Bij de hertaxatie is door de taxateurs conform de opdracht van verweerder uitgegaan van de waarde van de dieren op het moment van taxatie en niet de waarde op het moment dat de maatregel tot ruiming aan appellant werd medegedeeld. De volgorde van ruiming is bepaald op basis van de bedrijven waar geiten het eerst zouden gaan lammeren omdat de ruimingscapaciteit niet toereikend was om alle bedrijven in een keer te ruimen.

De verwijzing naar artikel 5 van het Besluit waardevaststelling bij dierziekten (hierna: Besluit) kan appellante niet baten. Het betreffende Besluit is immers nooit in werking getreden en derhalve geen recht of wet waarmee bij de beoordeling van het bezwaar rekening moet worden gehouden, zoals onder meer volgt uit de uitspraak van de Afdeling Bestuursrechtspraak van de Raad van State van 15 augustus 2001 (www.rechtspraak.nl, LJN: AD3478; AB 2001,334), waarin is overwogen dat bij heroverweging in bezwaar het bestreden besluit getoetst moet worden aan de toepasselijke wettelijke voorschriften zoals ten tijde van de heroverweging gelden. Dat het Besluit nog niet in werking is getreden is niet slechts een formeel manco, zoals appellante stelt, maar het gevolg van het feit dat de onderliggende ministeriële regeling nog niet gereed is.

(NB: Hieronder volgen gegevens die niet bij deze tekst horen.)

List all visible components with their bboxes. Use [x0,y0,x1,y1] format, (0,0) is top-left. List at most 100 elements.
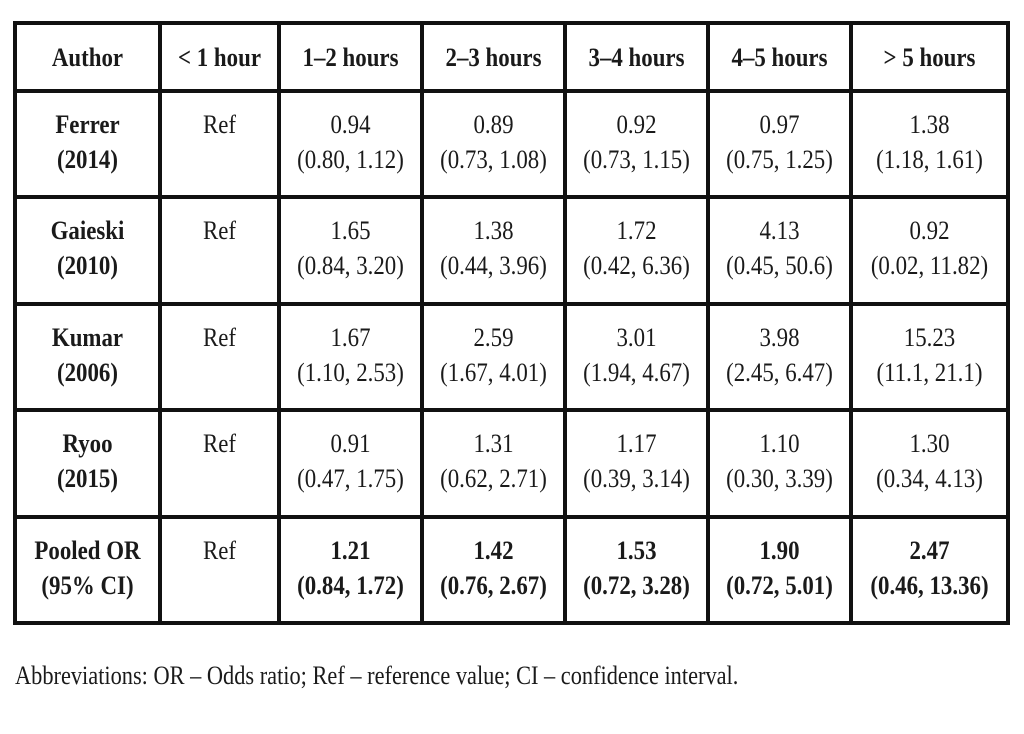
confidence-interval: (0.75, 1.25) [726,145,833,174]
header-under-1-hour: < 1 hour [165,21,274,93]
value-cell: 1.53 (0.72, 3.28) [571,514,702,626]
value-cell: 0.97 (0.75, 1.25) [714,88,845,200]
value-cell: 1.38 (1.18, 1.61) [858,88,1001,200]
odds-ratio: 1.17 [616,429,657,459]
confidence-interval: (0.72, 3.28) [583,570,690,600]
confidence-interval: (1.10, 2.53) [297,357,404,387]
value-cell: 1.30 (0.34, 4.13) [858,408,1001,519]
value-cell: 1.72 (0.42, 6.36) [571,195,702,306]
value-cell: 3.98 (2.45, 6.47) [714,301,845,413]
odds-ratio: 1.38 [909,110,950,139]
odds-ratio: 3.01 [616,322,657,352]
odds-ratio: 0.97 [759,110,800,139]
value-cell: 1.65 (0.84, 3.20) [285,195,416,306]
odds-ratio: 2.59 [473,322,514,352]
confidence-interval: (0.02, 11.82) [870,251,989,281]
odds-ratio: 0.92 [909,216,950,246]
value-cell: 0.91 (0.47, 1.75) [285,408,416,519]
pooled-ci-label: (95% CI) [41,570,134,600]
ref-cell: Ref [165,301,274,413]
value-cell: 1.17 (0.39, 3.14) [571,408,702,519]
value-cell: 1.90 (0.72, 5.01) [714,514,845,626]
value-cell: 4.13 (0.45, 50.6) [714,195,845,306]
confidence-interval: (0.42, 6.36) [583,251,690,281]
confidence-interval: (11.1, 21.1) [876,357,983,387]
author-name: Gaieski [50,216,125,246]
value-cell: 1.21 (0.84, 1.72) [285,514,416,626]
odds-ratio: 1.42 [473,535,514,565]
value-cell: 3.01 (1.94, 4.67) [571,301,702,413]
author-cell: Kumar (2006) [21,301,154,413]
abbreviations-footnote: Abbreviations: OR – Odds ratio; Ref – re… [15,661,739,690]
table-row: Gaieski (2010) Ref 1.65 (0.84, 3.20) 1.38… [15,195,1008,306]
author-cell: Gaieski (2010) [21,195,154,306]
value-cell: 2.59 (1.67, 4.01) [428,301,559,413]
confidence-interval: (0.76, 2.67) [440,570,547,600]
value-cell: 1.42 (0.76, 2.67) [428,514,559,626]
ref-cell: Ref [165,408,274,519]
header-author: Author [21,21,154,93]
author-year: (2014) [56,145,118,174]
odds-ratio: 1.21 [330,535,371,565]
ref-cell: Ref [165,88,274,200]
value-cell: 1.10 (0.30, 3.39) [714,408,845,519]
author-name: Ferrer [55,110,120,139]
author-name: Ryoo [62,429,113,459]
confidence-interval: (0.72, 5.01) [726,570,833,600]
confidence-interval: (0.80, 1.12) [297,145,404,174]
confidence-interval: (0.73, 1.15) [583,145,690,174]
odds-ratio: 0.89 [473,110,514,139]
odds-ratio: 3.98 [759,322,800,352]
value-cell: 0.89 (0.73, 1.08) [428,88,559,200]
header-4-5-hours: 4–5 hours [714,21,845,93]
confidence-interval: (0.84, 1.72) [297,570,404,600]
author-name: Kumar [51,322,124,352]
author-year: (2006) [56,357,118,387]
confidence-interval: (0.30, 3.39) [726,464,833,494]
author-cell: Ryoo (2015) [21,408,154,519]
value-cell: 1.67 (1.10, 2.53) [285,301,416,413]
pooled-label: Pooled OR [34,535,141,565]
odds-ratio: 1.10 [759,429,800,459]
value-cell: 1.38 (0.44, 3.96) [428,195,559,306]
confidence-interval: (0.46, 13.36) [870,570,989,600]
confidence-interval: (0.73, 1.08) [440,145,547,174]
confidence-interval: (0.47, 1.75) [297,464,404,494]
value-cell: 0.92 (0.02, 11.82) [858,195,1001,306]
confidence-interval: (1.94, 4.67) [583,357,690,387]
value-cell: 15.23 (11.1, 21.1) [858,301,1001,413]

3.2 Appellante voert aan dat verweerder bij de waardevaststelling van de geiten ten onrechte is uitgegaan van de datum van 15 januari 2010. Dit heeft voor appellante wezenlijke nadelige consequenties. Met inachtneming van artikel 5 van het Besluit is als datum bepalend het moment dat aan de houder is medegedeeld dat bestrijdingsmaatregelen worden toegepast. Het Besluit dateert van 28 november 2007 en treedt in werking op een bij Koninklijk Besluit te bepalen tijdstip. Dat het Besluit nog niet in werking is getreden is slechts een formeel manco. Niet valt in te zien waarom verweerder niet al artikel 5 van het Besluit heeft toegepast. Juist nu er ook geen andere regeling is die voorziet in vastleggen van het moment van waardevaststelling. De deskundigen bepalen niet de peildatum van de waardevaststelling; de peildatum wordt voorgeschreven door verweerder. Dat hebben de betrokken taxateurs medegedeeld.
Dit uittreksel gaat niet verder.